但是为了提高性能,我想处理音频文件而不将它们写入服务器的磁盘。

但是 Azure Speech SDK 似乎只能正确使用文件名。 我无法将文件作为 AudioInputStream 传递。

有人可以帮我处理该文件而不将其保存到磁盘吗?

def process_audio_files():
file = request.files['audio-file']
stream = file.stream

speech_config = speechsdk.SpeechConfig(subscription=speech_key, region=service_region)

stream = speechsdk.audio.PushAudioInputStream(stream_format= stream)

#How to pass the file in the AudioConfig as parameter without saving to the disk?
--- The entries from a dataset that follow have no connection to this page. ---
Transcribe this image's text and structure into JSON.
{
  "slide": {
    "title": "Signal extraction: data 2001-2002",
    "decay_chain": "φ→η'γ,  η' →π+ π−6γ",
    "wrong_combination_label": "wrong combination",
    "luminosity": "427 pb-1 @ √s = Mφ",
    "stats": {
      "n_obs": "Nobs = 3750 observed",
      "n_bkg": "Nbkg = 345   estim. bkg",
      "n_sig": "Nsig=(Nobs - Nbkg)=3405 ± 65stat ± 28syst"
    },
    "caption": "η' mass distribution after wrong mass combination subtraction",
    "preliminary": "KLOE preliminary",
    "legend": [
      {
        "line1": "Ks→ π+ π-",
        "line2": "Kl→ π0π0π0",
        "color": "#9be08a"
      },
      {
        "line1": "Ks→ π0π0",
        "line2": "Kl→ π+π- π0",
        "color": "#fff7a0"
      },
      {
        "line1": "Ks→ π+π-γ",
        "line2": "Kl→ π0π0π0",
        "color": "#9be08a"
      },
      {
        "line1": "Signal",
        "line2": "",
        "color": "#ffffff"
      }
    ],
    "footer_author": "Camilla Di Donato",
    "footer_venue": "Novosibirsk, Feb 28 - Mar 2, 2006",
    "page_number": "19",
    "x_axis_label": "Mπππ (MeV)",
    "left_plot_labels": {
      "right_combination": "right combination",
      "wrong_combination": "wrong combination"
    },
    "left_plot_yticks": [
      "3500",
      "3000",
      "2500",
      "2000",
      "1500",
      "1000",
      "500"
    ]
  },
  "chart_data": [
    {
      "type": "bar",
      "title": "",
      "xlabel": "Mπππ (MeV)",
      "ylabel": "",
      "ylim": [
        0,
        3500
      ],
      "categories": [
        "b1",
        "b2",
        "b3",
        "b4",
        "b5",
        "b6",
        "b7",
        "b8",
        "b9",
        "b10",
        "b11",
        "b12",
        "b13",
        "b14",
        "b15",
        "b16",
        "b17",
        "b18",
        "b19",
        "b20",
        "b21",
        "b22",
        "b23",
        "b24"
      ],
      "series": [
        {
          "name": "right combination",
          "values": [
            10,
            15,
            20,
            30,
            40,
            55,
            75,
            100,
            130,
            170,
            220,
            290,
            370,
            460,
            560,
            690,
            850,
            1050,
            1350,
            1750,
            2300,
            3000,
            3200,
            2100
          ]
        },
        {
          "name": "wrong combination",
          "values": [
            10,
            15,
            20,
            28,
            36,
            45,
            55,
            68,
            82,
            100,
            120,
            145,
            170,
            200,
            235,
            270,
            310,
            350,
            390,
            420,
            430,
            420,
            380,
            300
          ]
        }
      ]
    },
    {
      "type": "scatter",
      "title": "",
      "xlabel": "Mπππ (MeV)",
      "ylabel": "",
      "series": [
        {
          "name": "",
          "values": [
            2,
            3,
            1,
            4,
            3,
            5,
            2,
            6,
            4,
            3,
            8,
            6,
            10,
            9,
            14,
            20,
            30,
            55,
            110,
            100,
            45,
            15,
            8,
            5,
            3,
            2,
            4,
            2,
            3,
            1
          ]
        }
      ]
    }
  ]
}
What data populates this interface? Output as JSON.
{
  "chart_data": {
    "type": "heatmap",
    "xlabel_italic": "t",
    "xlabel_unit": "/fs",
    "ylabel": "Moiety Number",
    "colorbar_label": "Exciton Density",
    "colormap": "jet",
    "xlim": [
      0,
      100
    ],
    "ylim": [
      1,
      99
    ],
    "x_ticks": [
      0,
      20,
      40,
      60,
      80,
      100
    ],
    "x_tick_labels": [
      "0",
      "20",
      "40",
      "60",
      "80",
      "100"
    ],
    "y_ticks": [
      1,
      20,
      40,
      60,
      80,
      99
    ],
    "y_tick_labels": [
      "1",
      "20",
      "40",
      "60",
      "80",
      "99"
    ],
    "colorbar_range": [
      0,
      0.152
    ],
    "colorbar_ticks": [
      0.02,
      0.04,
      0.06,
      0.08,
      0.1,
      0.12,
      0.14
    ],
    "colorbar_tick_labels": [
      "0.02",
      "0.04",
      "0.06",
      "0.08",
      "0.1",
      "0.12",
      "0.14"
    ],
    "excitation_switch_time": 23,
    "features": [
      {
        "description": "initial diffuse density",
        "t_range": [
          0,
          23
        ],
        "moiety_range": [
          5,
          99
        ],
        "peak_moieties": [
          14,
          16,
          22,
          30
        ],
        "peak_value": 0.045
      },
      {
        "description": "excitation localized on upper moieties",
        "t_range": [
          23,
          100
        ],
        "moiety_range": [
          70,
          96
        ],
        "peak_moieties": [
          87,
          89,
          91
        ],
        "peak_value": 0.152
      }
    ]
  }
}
audio_config = speechsdk.audio.AudioConfig(stream=stream)

auto_detect_source_language_config = speechsdk.languageconfig.AutoDetectSourceLanguageConfig(languages=["en-US", "fr-FR", "es-ES"])


speech_recognizer = speechsdk.SpeechRecognizer(speech_config=speech_config, auto_detect_source_language_config=auto_detect_source_language_config, audio_config=audio_config)
azure azure-cognitive-services azure-speech azure-text-translation
1个回答
0
投票

我尝试使用以下 Flask 应用程序将语音转换为文本,而无需使用 Python 中的 Azure 语音 SDK 保存到磁盘。

代码:

app.py:

from flask import Flask, render_template, request
from io import BytesIO
import azure.cognitiveservices.speech as speechsdk
 
app = Flask(__name__)
 
speech_key = '<speech_key>'
service_region = '<speech_region>'
 
@app.route('/', methods=['GET', 'POST'])
def index():
    if request.method == 'POST':
        try:
            file = request.files['audio-file']
            stream = file.stream
            stream.seek(0)
 
            speech_config = speechsdk.SpeechConfig(subscription=speech_key, region=service_region)
            audio_stream = speechsdk.audio.PushAudioInputStream(stream_format=speechsdk.audio.AudioStreamFormat())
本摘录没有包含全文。